1996 VÉLICOVICK : LA PEINTURE À VIF

« L’ensemble des procédés d’un art est indissociable de ses motivations. »
Vladimir Vélicovick

Qui se risque à contempler une œuvre de Vladimir Vélicovick sera confronté à une vision souvent insoutenable. Ce choc est-il seulement dû à la représentation peinte, ou bien, plus profondément, nous renvoie t-il aux recoins troubles de notre conscience, ceux qui par exemple nous incitent à revenir contempler ces œuvres dérangeantes, et à en éprouver une fascination mêlée d’effroi ? La force de ces œuvres monumentales est telle qu’on en viendrait presque à oublier qu’on est face à des images qui, comme telles, sont produites par une technique ô combien déterminante dans la sensation dramatique qui s’en dégage. C’est pourquoi il me semble intéressant d’aborder en détail cette dimension du travail de Vélicovick.

LES SOURCES

La fréquentation des grands maîtres du dessin : Dürer, Vinci, Michel Ange, Goya est décisive. L’influence du surréalisme est sensible en particulier les dessins de Hans Bellmer ou André Masson. Mais si chez les surréalistes le motif de l’Acéphale, symbolise le rejet d’un rationalisme étroit, les personnages de Vélicovick – déca­pités ou non – participent d’une drama­turgie autrement plus sombre. L’anatomie issue de la photographie occupe une place prépondérante, d’une part dans les documents médicaux abondamment utilisés, et puis avec le motif récurrent de l’homme de Muybridge. On notera que le recours à la photographie ne produit nullement cet effet statique, inerte qui caractérise tant d’utilisations littérales de ce médium par les dessinateurs de ce siècle. Enfin dans l’importance donnée aux lieux, ainsi que l’usage des signes ou de coordonnées chiffrées, on se rappellera que Vélicovick fut étudiant en architecture.

APOLOGIE DU DESSIN

C’est peu de dire que l’œuvre entière est basée sur le dessin, elle en constitue bel et bien un manifeste. « La peinture est une sorte d’extrait du dessin. » affirme l’artiste, en inversant les rôles traditionnellement dévolus à l’un et l’autre. On constate effectivement une réduction du langage de la peinture vers celui du dessin : l’utilisation du noir et blanc, une palette quasiment monochrome, la prédominance expressive du trait. Cette économie de moyens n’est pas dictée par un programme de type conceptuel ou minimaliste mais correspond à une recherche de l’efficacité maximale, en vue de produire une peinture fortement expressive :
« L’important est que d’une image puisse émaner une force qui fasse réfléchir sur certaines choses. »
Cette force ne réside pas exclusivement, comme on pourrait le penser, dans le choix des motifs. Le moindre trait de Vélicovick semble doué de mouvement, témoigner de cette urgence, de cette obsession de la vitesse. Nerveux, impulsif, tendu : ces adjectifs qui qualifient l’œuvre dans son ensemble, concerne déjà le trait même du dessinateur. Cette tension de la ligne provoque la tension du motif : hommes ou animaux surgissent, s’empres­sent mais pour quelle destinée ?

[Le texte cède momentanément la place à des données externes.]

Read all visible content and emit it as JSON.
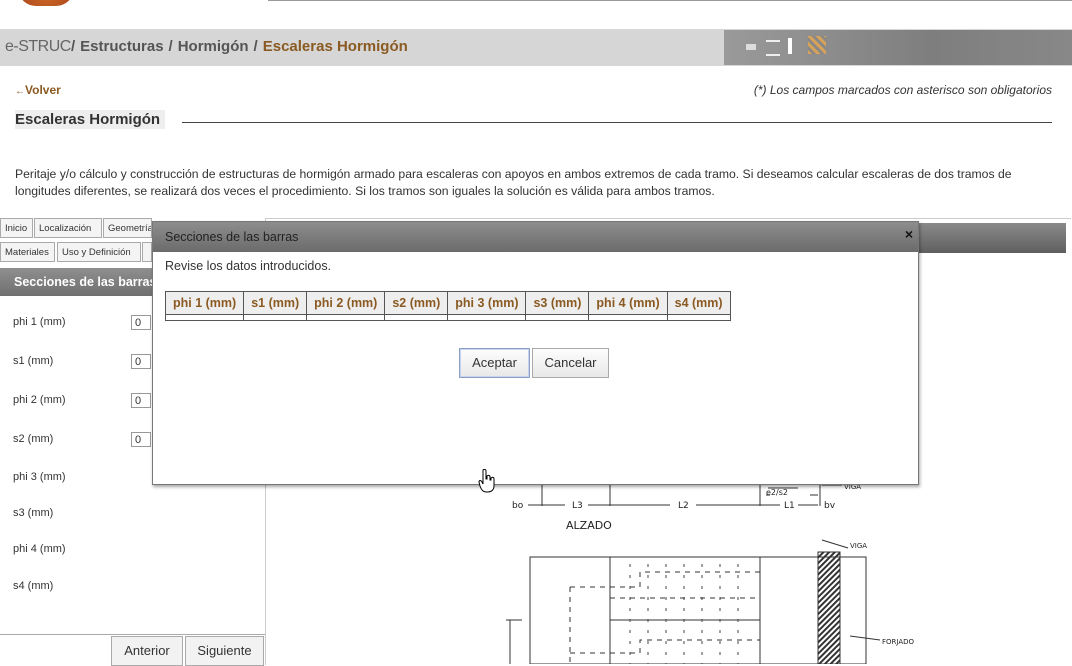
{
  "header": {
    "brand": "e-STRUC",
    "breadcrumb": [
      "Estructuras",
      "Hormigón",
      "Escaleras Hormigón"
    ]
  },
  "page": {
    "back_link": "Volver",
    "required_note": "(*) Los campos marcados con asterisco son obligatorios",
    "title": "Escaleras Hormigón",
    "description": "Peritaje y/o cálculo y construcción de estructuras de hormigón armado para escaleras con apoyos en ambos extremos de cada tramo. Si deseamos calcular escaleras de dos tramos de longitudes diferentes, se realizará dos veces el procedimiento. Si los tramos son iguales la solución es válida para ambos tramos."
  },
  "tabs": {
    "row1": [
      "Inicio",
      "Localización",
      "Geometría"
    ],
    "row2": [
      "Materiales",
      "Uso y Definición"
    ]
  },
  "panel": {
    "title": "Secciones de las barras",
    "fields": [
      {
        "label": "phi 1 (mm)",
        "value": "0"
      },
      {
        "label": "s1 (mm)",
        "value": "0"
      },
      {
        "label": "phi 2 (mm)",
        "value": "0"
      },
      {
        "label": "s2 (mm)",
        "value": "0"
      },
      {
        "label": "phi 3 (mm)",
        "value": ""
      },
      {
        "label": "s3 (mm)",
        "value": ""
      },
      {
        "label": "phi 4 (mm)",
        "value": ""
      },
      {
        "label": "s4 (mm)",
        "value": ""
      }
    ],
    "prev_label": "Anterior",
    "next_label": "Siguiente"
  },
  "modal": {
    "title": "Secciones de las barras",
    "close": "×",
    "message": "Revise los datos introducidos.",
    "columns": [
      "phi 1 (mm)",
      "s1 (mm)",
      "phi 2 (mm)",
      "s2 (mm)",
      "phi 3 (mm)",
      "s3 (mm)",
      "phi 4 (mm)",
      "s4 (mm)"
    ],
    "accept_label": "Aceptar",
    "cancel_label": "Cancelar"
  },
  "drawing": {
    "labels": {
      "bo": "bo",
      "l3": "L3",
      "l2": "L2",
      "l1": "L1",
      "bv": "bv",
      "alzado": "ALZADO",
      "viga_top": "VIGA",
      "viga": "VIGA",
      "forjado": "FORJADO",
      "e2s2": "e2/s2"
    }
  }
}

LA MAÎTRISE DU FOND ET DE LA FORME

Il est frappant de constater l’opposition radicale dans le traitement plastique entre le fond et la forme, et combien cette opposition crée une tension dynamique essentielle à la réussite du projet de l’artiste. Sur la toile même les outils du dessin se mêlent à ceux de la peinture. Ainsi l’utilisation de la craie répond à cet impératif :
« J’ai besoin d’un trait tranchant, net, rapide, difficile à obtenir avec un pinceau. »
Ce trait incisif, coupant et précis comme le scalpel du chirurgien est mis en valeur par le travail du fond, cette fois réalisé par de larges aplats de peinture sombre. La peinture, comme surface, vient servir d’écrin aux formes dessinées. Autant les protagonistes sont agités, “mouvemen­tés” (c’est à dire mus de l’intérieur par une impulsion dont la finalité les dépasse), autant l’espace où ils évoluent semble inerte. Ainsi l’illusion du mouvement, de la vitesse est produite par cet affrontement entre des figures dynamiques et un espace, tantôt écrin vide, sorte de non lieu, tantôt lieu de la mesure, hyper étalonné au moyen de chiffres et de coordonnées diverses.

L’ART DE LA RÉSERVE

« Je n’ai jamais considéré ma peinture comme morbide, malsaine. »
La peinture n’est pas un fauteuil confortable déclare l’artiste en paraphrasant Matisse. Toutefois l’art et la peinture sont des artifices, et Vladimir Vélicovick n’oublie pas de nous le rappeler, par delà sa grande maîtrise des moyens du dessin et de la peinture. On constate dans de nombreux tableaux, une part d’inachevé où la toile est visible, en réserve. Quel est le sens de ce lieu dans le tableau qui dénonce tout ce que les moyens illusionnistes ont patiemment mis en œuvre pour choquer le spectateur, le faire sortir de sa réserve, justement. La réserve semble fonctionner à plusieurs niveaux : elle n’est jamais laissée au hasard et participe à l’harmonie de la composition en jouant un grand rôle esthétique, par ailleurs elle apparaît comme une dénonciation de l’artifice illusionniste et enfin joue un rôle symbolique revendiqué par l’artiste :
« Je laisse toujours un blanc sur les marges de mes toiles qui est une issue, un exit. »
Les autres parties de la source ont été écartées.